The past thirty years have seen the Ems estuary become a lifeless and turbid system as a result of unnatural human activity. From as early as 1500, areas of land around the Ems and the Dollard have been reclaimed, gradually reducing the size of the estuary. This has only had dramatic consequences since 1970, when the channel was straightened and deepened to allow through immense industrial vessels and cruise ships. This has thrown the natural system off balance, bringing in large quantities of sediment resulting in oxygen deficiency and exponentially growing dredging costs. The situation in the Ems is exemplary for mankind’s centuries-long struggle against the vagaries of nature. Since time immemorial, we have been devising technical interventions to control the natural system, to guarantee our safety or for increased economic gain. The static quality of the new system runs counter to the dynamic nature of the natural system in its constant search for a natural balance. This countering effect causes unforeseen ecological problems and requires constant maintenance. To ease this strained relationship between mankind and nature, it is essential for mankind to accept the natural dynamic rather than work against it, and evolve in tandem with nature.
Taking the natural system as our starting-point, we developed a solution for the Ems estuary in which nature and economy are mutually strengthening instead of counterproductive. Nature can evolve into a new equilibrium, guaranteeing naturally the depth necessary for the cruise ships. By narrowing the channel upstream in stages and restoring natural meanders in the mouth of the estuary, the amount of sediment imported will decrease. At the same time, enlarging the hinterland downstream gives the sediment room to settle, so that the estuary can breathe freely again.

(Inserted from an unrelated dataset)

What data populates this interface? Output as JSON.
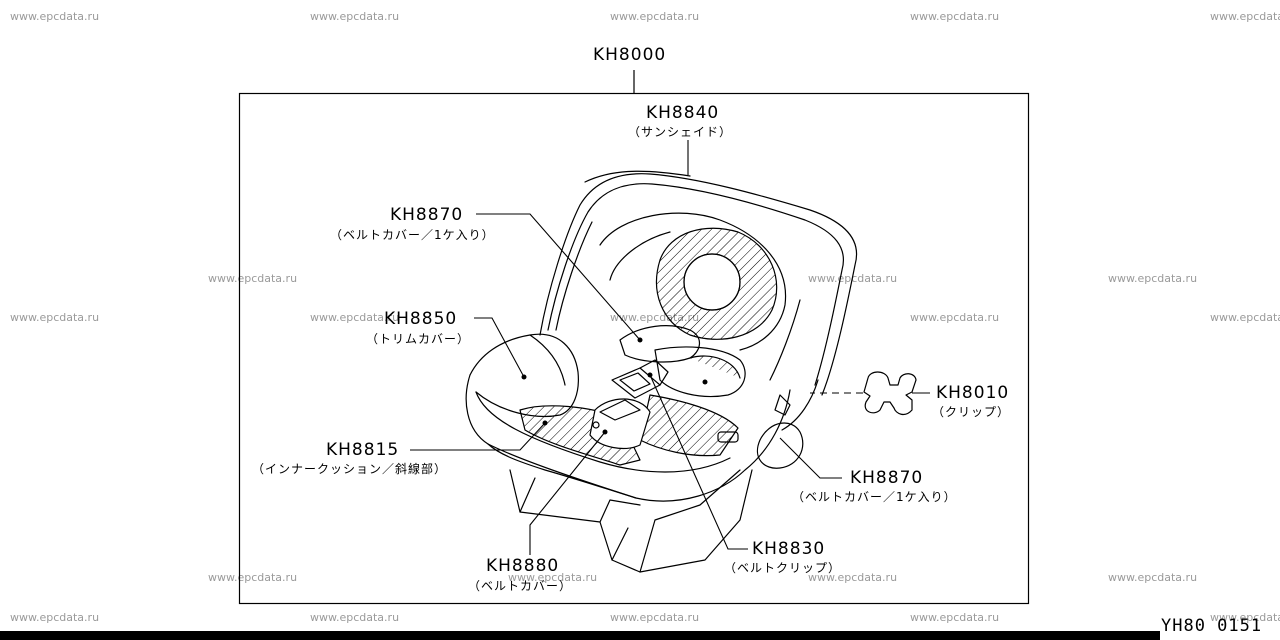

To enlarge the tidal basin we have introduced new ‘tidal polders’ in the desolate Rheiderland area. These polders are hitched to abandoned sluices that once connected the former fishing villages to the Ems. The polders can support fertile sediment capture, nature development or aquaculture at the inhabitants’ discretion. This self-regulation turns the villages of Rheiderland into a colourful landscape of polders for nature and production, driven by the power of the colossal cruise ships passing through.

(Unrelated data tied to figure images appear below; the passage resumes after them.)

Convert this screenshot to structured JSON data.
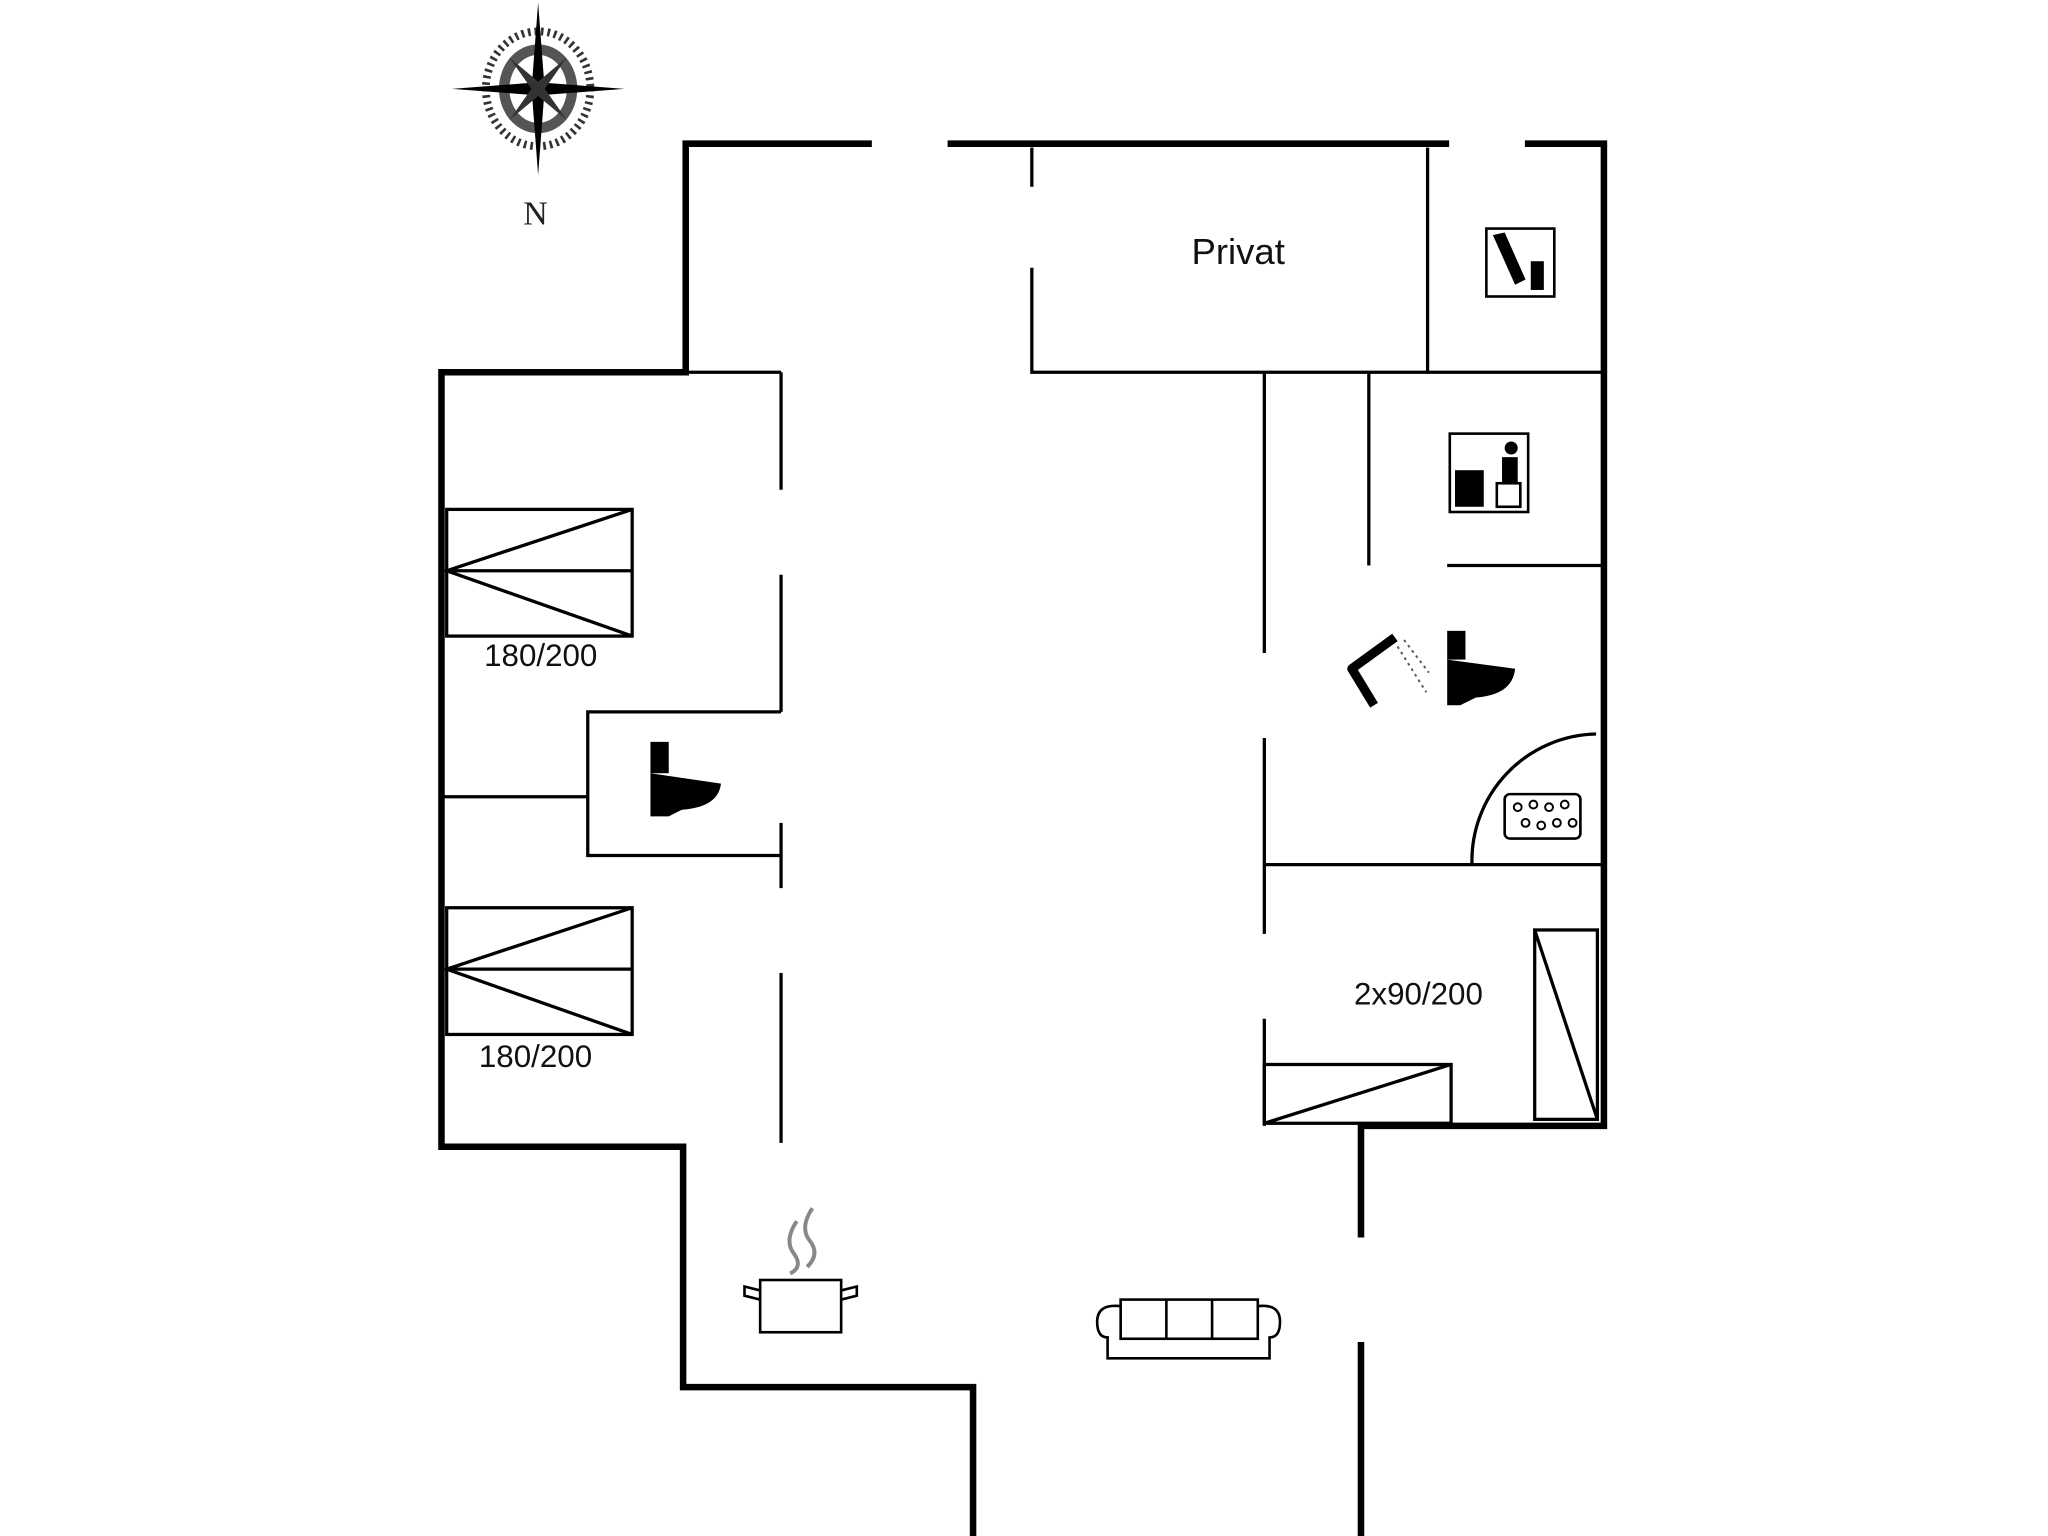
{
  "compass": {
    "label": "N",
    "icon": "compass-rose-icon"
  },
  "rooms": {
    "private": {
      "label": "Privat"
    },
    "bedroom_1": {
      "bed_label": "180/200"
    },
    "bedroom_2": {
      "bed_label": "180/200"
    },
    "bedroom_3": {
      "bed_label": "2x90/200"
    }
  },
  "icons": [
    "compass-rose-icon",
    "washing-machine-icon",
    "sauna-icon",
    "shower-icon",
    "toilet-icon",
    "jacuzzi-icon",
    "cooking-pot-icon",
    "sofa-icon",
    "bed-icon"
  ],
  "colors": {
    "walls": "#000000",
    "background": "#ffffff"
  }
}
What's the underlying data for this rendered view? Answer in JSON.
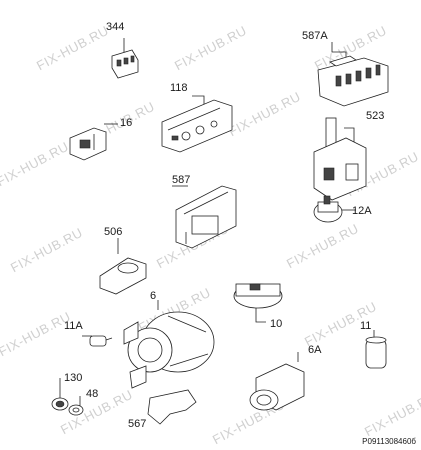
{
  "watermark_text": "FIX-HUB.RU",
  "reference_code": "P0911308460б",
  "parts": [
    {
      "id": "p344",
      "label": "344",
      "icon": "switch-icon"
    },
    {
      "id": "p587A",
      "label": "587A",
      "icon": "module-board-icon"
    },
    {
      "id": "p118",
      "label": "118",
      "icon": "control-board-icon"
    },
    {
      "id": "p16",
      "label": "16",
      "icon": "door-lock-icon"
    },
    {
      "id": "p523",
      "label": "523",
      "icon": "dispenser-icon"
    },
    {
      "id": "p587",
      "label": "587",
      "icon": "board-bracket-icon"
    },
    {
      "id": "p12A",
      "label": "12A",
      "icon": "pressure-switch-icon"
    },
    {
      "id": "p506",
      "label": "506",
      "icon": "flow-meter-icon"
    },
    {
      "id": "p6",
      "label": "6",
      "icon": "circulation-pump-icon"
    },
    {
      "id": "p10",
      "label": "10",
      "icon": "drain-motor-icon"
    },
    {
      "id": "p11A",
      "label": "11A",
      "icon": "capacitor-small-icon"
    },
    {
      "id": "p11",
      "label": "11",
      "icon": "capacitor-icon"
    },
    {
      "id": "p6A",
      "label": "6A",
      "icon": "drain-pump-icon"
    },
    {
      "id": "p130",
      "label": "130",
      "icon": "sensor-icon"
    },
    {
      "id": "p48",
      "label": "48",
      "icon": "gasket-icon"
    },
    {
      "id": "p567",
      "label": "567",
      "icon": "clip-bracket-icon"
    }
  ]
}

Upstream, the channel is pinched using longitudinal dams, thereby reducing the import of sediment. These dams are constructed from the supporting jackets of abandoned North Sea oil platforms. Introducing these platforms gives the region a gigantic economic boost and also generates ecological profit. The jackets are positioned on sandbars to guide the single channel system back to a narrowed, multiple channel system. The longitudinal dams lay the foundations for an iconic landscape that can accept new habitats with perfect places for cultivating seaweeds and shellfish.
So the proposed design interventions provide not only a solution to the sediment problem, they also carry the vitality of the entire Ems region to a higher level.